Leukemic cells find safe haven in bone marrow

Apr 16 2007

The cancer drug asparaginase fails to help cure some children with acute lymphoblastic leukemia (ALL) because molecules released by certain cells in the bone marrow counteract the effect of that drug, according to St. Jude investigators.

The researchers showed that mesenchymal stem cells (MSCs) in the bone marrow create a protective niche for leukemic cells by releasing large amounts of asparagine, an amino acid that nearby leukemic cells must have to survive, but do not make efficiently. This extra supply of asparagine helps leukemic cells survive treatment with asparaginase, a drug that normally would deplete their supply of this vital nutrient.

“Leukemic cells that resist asparaginase and survive in this protective niche of the bone marrow might be the reason that leukemia recurs in some children who have been treated with this drug,” said Dario Campana, MD, PhD, Oncology and Pathology. Campana is senior author of a report on this work that appears in the April issue of The Journal of Clinical Investigation.

“Insight from this study will help researchers to find ways to disrupt this safe haven for leukemic cells that need asparagine,” said James Downing, MD, scientific director and Pathology chair. Downing is a co-author of the JCI paper.

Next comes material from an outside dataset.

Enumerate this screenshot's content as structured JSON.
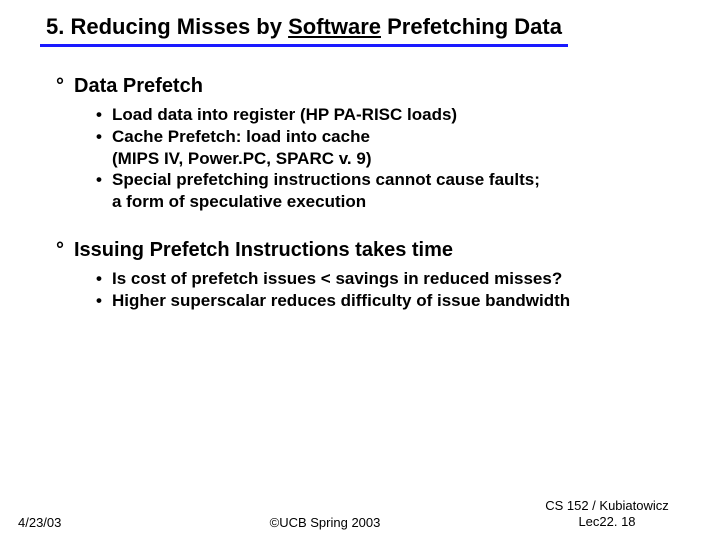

The study’s findings also suggest that drugs being developed to block the enzyme that makes asparagine should be tested to see if they also prevent MSCs from making this amino acid. In addition, the ability of MSCs to make asparagine might be decreased by cancer drugs already known to disrupt MSC activity.

“Because asparaginase is so widely used to treat ALL, this new insight into how mesenchymal cells protect leukemic cells is very important,” said another co-author, Ching-Hon Pui, MD, Oncology chair.

“The more we learn about the molecular interactions between these cells the more likely we’ll be able to enhance the anti-leukemic action of asparaginase and perhaps other anti-leukemic drugs as well. And that would reduce the rate of recurrence of ALL and continue our successful efforts to increase the survival rate.”

Experiments supporting this study were performed by the paper’s first author, Shotaro Iwamoto, MD, a postdoctoral fellow in Campana’s laboratory, and Keichiro Mihara, a former postdoctoral fellow in that laboratory.